The Workplace Freedom Amendment would give workers the choice to join or leave a union. 

Supporters of the measure are passing around a petition trying to get the 385,000 needed signatures to get the measure on the November ballot.

"We simply feel that everyone should have freedom of choice when they're at a workplace and whether or not they pay dues just to have a job," Chris Littleton, ballot committee member for the Workplace Freedom Amendment, said.

Littleton spoke with members of the Mercer County Liberty Group, looking to answer any questions or dispel any myths.

"It will not affect any existing unions, any existing union contracts, any existing collective bargaining agreements. It has absolutely no affect on any unions or union member. It simply gives them the opportunity to say I do want to pay dues and I do want to be a member of that union, or I don't," Littleton said.

But unions oppose the amendment, saying it will create less job security and bring down employee wages because employers won't be obligated to pay the prevailing wage.

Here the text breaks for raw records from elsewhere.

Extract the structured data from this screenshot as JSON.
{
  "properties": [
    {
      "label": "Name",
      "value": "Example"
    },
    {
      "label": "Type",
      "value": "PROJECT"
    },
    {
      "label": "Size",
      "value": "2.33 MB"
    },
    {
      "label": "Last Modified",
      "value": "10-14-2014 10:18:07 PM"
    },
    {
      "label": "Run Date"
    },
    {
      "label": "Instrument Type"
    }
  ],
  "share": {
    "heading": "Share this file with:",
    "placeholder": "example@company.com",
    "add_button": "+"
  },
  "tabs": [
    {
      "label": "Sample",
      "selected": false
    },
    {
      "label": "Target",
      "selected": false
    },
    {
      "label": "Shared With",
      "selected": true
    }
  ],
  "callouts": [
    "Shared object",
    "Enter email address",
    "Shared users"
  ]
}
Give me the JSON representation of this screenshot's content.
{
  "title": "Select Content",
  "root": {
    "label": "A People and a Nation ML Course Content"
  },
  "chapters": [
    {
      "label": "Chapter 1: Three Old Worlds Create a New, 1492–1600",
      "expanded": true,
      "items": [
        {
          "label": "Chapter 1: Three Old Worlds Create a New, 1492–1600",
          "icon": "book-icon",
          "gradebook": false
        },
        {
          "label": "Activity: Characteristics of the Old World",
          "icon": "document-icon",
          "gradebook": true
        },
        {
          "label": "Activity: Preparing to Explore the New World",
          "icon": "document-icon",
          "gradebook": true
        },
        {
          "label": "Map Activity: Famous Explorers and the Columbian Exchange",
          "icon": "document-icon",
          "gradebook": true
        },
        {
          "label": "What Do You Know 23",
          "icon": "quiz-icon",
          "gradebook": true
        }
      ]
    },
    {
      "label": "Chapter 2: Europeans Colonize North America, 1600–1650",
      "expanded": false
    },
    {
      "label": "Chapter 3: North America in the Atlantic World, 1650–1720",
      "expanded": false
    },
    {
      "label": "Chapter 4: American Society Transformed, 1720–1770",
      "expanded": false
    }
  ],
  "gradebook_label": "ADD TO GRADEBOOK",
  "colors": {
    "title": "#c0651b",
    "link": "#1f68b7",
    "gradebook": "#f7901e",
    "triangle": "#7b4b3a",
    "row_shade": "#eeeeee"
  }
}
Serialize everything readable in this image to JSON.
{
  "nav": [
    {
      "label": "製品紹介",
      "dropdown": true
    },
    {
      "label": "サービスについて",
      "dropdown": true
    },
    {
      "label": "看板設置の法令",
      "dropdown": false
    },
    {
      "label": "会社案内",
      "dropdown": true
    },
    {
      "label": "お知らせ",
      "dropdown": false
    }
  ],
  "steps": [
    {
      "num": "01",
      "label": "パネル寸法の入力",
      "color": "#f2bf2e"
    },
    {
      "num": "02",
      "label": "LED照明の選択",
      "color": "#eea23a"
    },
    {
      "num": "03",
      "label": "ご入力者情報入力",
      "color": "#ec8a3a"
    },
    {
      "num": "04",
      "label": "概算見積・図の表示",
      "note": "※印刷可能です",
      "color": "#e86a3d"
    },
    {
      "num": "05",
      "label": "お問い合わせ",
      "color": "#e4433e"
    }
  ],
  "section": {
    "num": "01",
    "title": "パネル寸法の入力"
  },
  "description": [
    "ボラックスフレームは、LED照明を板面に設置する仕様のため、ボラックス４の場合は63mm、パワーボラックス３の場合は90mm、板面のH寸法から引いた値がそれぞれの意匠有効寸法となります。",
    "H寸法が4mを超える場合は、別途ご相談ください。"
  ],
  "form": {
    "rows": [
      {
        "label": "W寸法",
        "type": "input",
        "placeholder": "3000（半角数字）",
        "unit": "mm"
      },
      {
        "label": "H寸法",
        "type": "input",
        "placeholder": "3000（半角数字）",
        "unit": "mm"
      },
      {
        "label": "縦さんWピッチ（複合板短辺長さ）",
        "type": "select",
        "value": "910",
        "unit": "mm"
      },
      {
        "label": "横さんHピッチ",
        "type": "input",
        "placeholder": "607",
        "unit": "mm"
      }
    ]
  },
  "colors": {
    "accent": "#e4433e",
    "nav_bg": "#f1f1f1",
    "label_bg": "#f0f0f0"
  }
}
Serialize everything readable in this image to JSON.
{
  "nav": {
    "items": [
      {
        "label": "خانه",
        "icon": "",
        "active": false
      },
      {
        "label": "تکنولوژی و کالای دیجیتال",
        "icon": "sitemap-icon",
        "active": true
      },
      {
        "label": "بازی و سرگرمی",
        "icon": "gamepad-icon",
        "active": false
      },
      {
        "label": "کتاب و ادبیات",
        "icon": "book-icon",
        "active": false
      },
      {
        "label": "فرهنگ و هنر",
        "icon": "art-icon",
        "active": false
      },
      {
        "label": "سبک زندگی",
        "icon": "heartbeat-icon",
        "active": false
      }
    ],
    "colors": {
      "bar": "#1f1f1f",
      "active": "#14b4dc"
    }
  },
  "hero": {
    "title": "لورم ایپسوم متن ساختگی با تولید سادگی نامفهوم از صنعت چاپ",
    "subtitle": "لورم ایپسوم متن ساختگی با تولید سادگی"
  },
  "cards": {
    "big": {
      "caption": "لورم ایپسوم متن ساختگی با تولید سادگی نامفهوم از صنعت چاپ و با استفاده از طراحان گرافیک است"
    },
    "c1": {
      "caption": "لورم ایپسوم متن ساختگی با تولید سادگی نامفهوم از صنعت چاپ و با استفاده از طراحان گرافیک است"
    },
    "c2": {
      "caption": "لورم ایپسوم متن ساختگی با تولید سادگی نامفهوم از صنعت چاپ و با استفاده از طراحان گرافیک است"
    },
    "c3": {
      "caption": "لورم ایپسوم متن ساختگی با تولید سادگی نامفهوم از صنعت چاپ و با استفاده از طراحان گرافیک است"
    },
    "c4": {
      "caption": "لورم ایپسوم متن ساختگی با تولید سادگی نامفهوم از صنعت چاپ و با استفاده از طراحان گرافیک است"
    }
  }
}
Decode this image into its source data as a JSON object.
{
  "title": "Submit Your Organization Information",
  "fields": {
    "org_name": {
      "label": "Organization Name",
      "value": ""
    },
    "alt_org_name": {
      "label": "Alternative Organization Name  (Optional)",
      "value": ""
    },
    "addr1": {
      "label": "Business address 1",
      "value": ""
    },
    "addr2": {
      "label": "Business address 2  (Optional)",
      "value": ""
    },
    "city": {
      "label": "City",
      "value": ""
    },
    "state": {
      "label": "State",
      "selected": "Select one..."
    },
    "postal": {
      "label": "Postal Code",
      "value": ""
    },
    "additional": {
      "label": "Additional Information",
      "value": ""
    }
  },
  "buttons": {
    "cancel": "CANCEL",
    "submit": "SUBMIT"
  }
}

"The weekly wage for workers in right to work states is $72 less a week, and $72 less a week out of someone's paycheck is a significant amount of money," Pat Johnson, Ohio Education Association Labor Relations Consultant, said.

A report from the Buckeye Institute disputes that claim, saying states with right to work laws have higher rates of growth income and jobs, which Littleton says will modernize Ohio's economy and make the state competitive on a national and global scale.

Before anything happens, Littleton and his group need to collect 385,000 signatures to put the measure on the November ballot. 

The unions know it will take a fight, but are confident voters will defeat the amendment come November.

"I think the initiative that's going to be proposed is directly opposed to the signal that the voters of Ohio sent in November when they soundly defeated issue 2, the former senate bill 5," Johnson said.